Der schlimmste Albtraum wird real
Die Welt steht kurz vor dem Ende, doch der Chef verlangt Pünktlichkeit. In Aktenhölle, dem dritten Spiel des Leipziger Studios Frostbitter Games, verschwimmen die Grenzen zwischen einer nahenden Apokalypse und dem grauen Alltag eines Büroangestellten.
Eure Aufgabe ist simpel und doch erschreckend: Ihr müsst trotz des Chaos um euch herum eure Aufgaben erledigen. Die Aktenhölle wartet geduldig auf eure Bearbeitung, egal was draußen geschieht.
Vom Prototyp zum digitalen Büro-Albtraum
Gegründet wurde Frostbitter Games 2018 von zwei ehemaligen Daedalic-Angestellten. Ihr Debüt Flurnacht (2021), ein 2D-Horror-Titel in einem sächsischen Dorf, verkaufte sich laut SteamSpy-Daten zwischen 50.000 und 80.000 Mal. Das zweite Spiel Turmstille (2023) spielte in einem einzigen Leuchtturm und erreichte rund 30.000 Verkäufe.
Mit Aktenhölle verlässt das Team den klassischen Horror-Pfad und kombiniert ihn mit Bürosimulation. Acht Personen entwickeln seit zwei Jahren daran, das Budget beträgt 400.000 Euro. 250.000 Euro davon stammen aus der Games-Förderung des Bundes.
Was euch in der Aktenhölle erwartet
Das Spiel nutzt die Ängste vor dem modernen Arbeitsleben und treibt sie auf die Spitze. Hier sind die Details, die euch den Schweiß auf die Stirn treiben:
- Ein ständiger Wettlauf gegen die Uhr, während die Welt außerhalb der Bürowände kollabiert.
- Die ständige Präsenz von Papierkram, der scheinbar niemals endet.
- Eine Atmosphäre, die den klassischen Büro-Horror durch das Szenario des Weltuntergangs verstärkt.
- Die Konfrontation mit den eigenen beruflichen Albträumen in einer feindseligen Umgebung.
Die Entwickler setzen auf ein Burnout-System, das Erschöpfung sichtbar macht. Lässt man die Akten liegen, sinkt die Motivation der Kollegen und die Katastrophe draußen wächst. Laut Design-Dokument gibt es drei Enden, je nachdem, wie viele Ordner am Tag bearbeitet wurden.
Ein Spiel, das den Alltag verzerrt
Die Mechaniken konzentrieren sich auf den Kontrast zwischen drohendem Untergang und der banal wirkenden Pflicht zur Arbeit. Es gibt keinen Ausweg, außer die vorliegenden Akten abzuarbeiten.
Spieler erleben hier eine direkte Umsetzung der Idee, dass manche Verpflichtungen selbst vor dem Weltuntergang keinen Halt machen. Die Stimmung ist durch die Absurdität der Situation geprägt.
Woher die Idee kommt
Als Inspiration nennt Lead-Designerin Mara Schneider nicht Horror-Klassiker, sondern den US-Film Office Space von 1999. Eine Szene, in der Angestellte bei eingestürzter Technik weiterarbeiten, sei der Ausgangspunkt gewesen. „Uns ging es darum, dass man die Scham spürt, wenn man den Haufen nicht schafft“, sagte sie dem Branchenmagazin GamesWirtschaft.
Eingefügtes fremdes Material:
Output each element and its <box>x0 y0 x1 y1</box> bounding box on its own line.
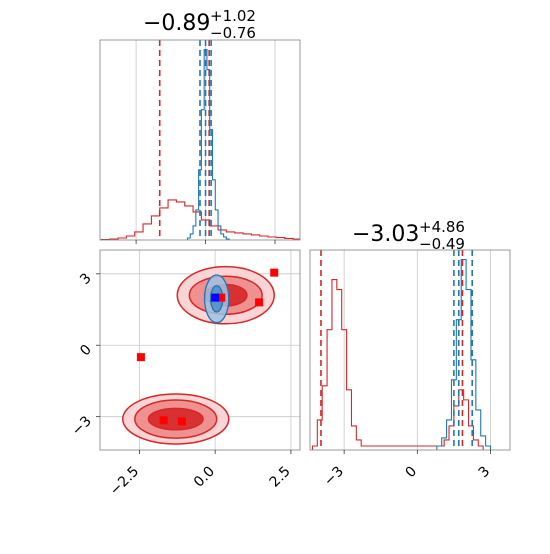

Im Branchenvergleich steht Aktenhölle in einer Reihe mit Papers, Please (2013) und Beholder (2016). Beide Spiele stellen eintönige Routinen in ein politisches Panoptikum, aber keiner zwingt den Spieler in eine so private Gefühlslage. Not Tonight (2018) übernimmt die Rolle eines Türstehers im Brexit-Chaos, das Spiel blieb jedoch in der System-Satire stecken.
Keine Flucht möglich
Die Entwickler konzentrieren sich darauf, die beklemmende Enge eines Büros mit der totalen Vernichtung zu kombinieren. Ihr seid in einem Raum gefangen, in dem die Prioritäten völlig verschoben wirken.
Der Bildschirm füllt sich mit Dokumenten, während draußen der Himmel brennt. Wer glaubte, Home-Office sei schlimm, wird hier eines Besseren belehrt.
Zahlen und Ausblick
Das Projekt wird auf Steam als Aktenhölle: Im Feierabend gelistet. Eine Demo soll zur Gamescom 2025 spielbar sein, Push-up Entertainment übernimmt den Vertrieb. Der Preis für die Vollversion liegt bei 19,99 Euro, zwei Erweiterungen sind angekündigt. Laut Steam-Seite dauert ein perfekter Arbeitstag 18 Minuten, ein durchschnittlicher Tod durch Erschöpfung tritt nach 42 Minuten ein.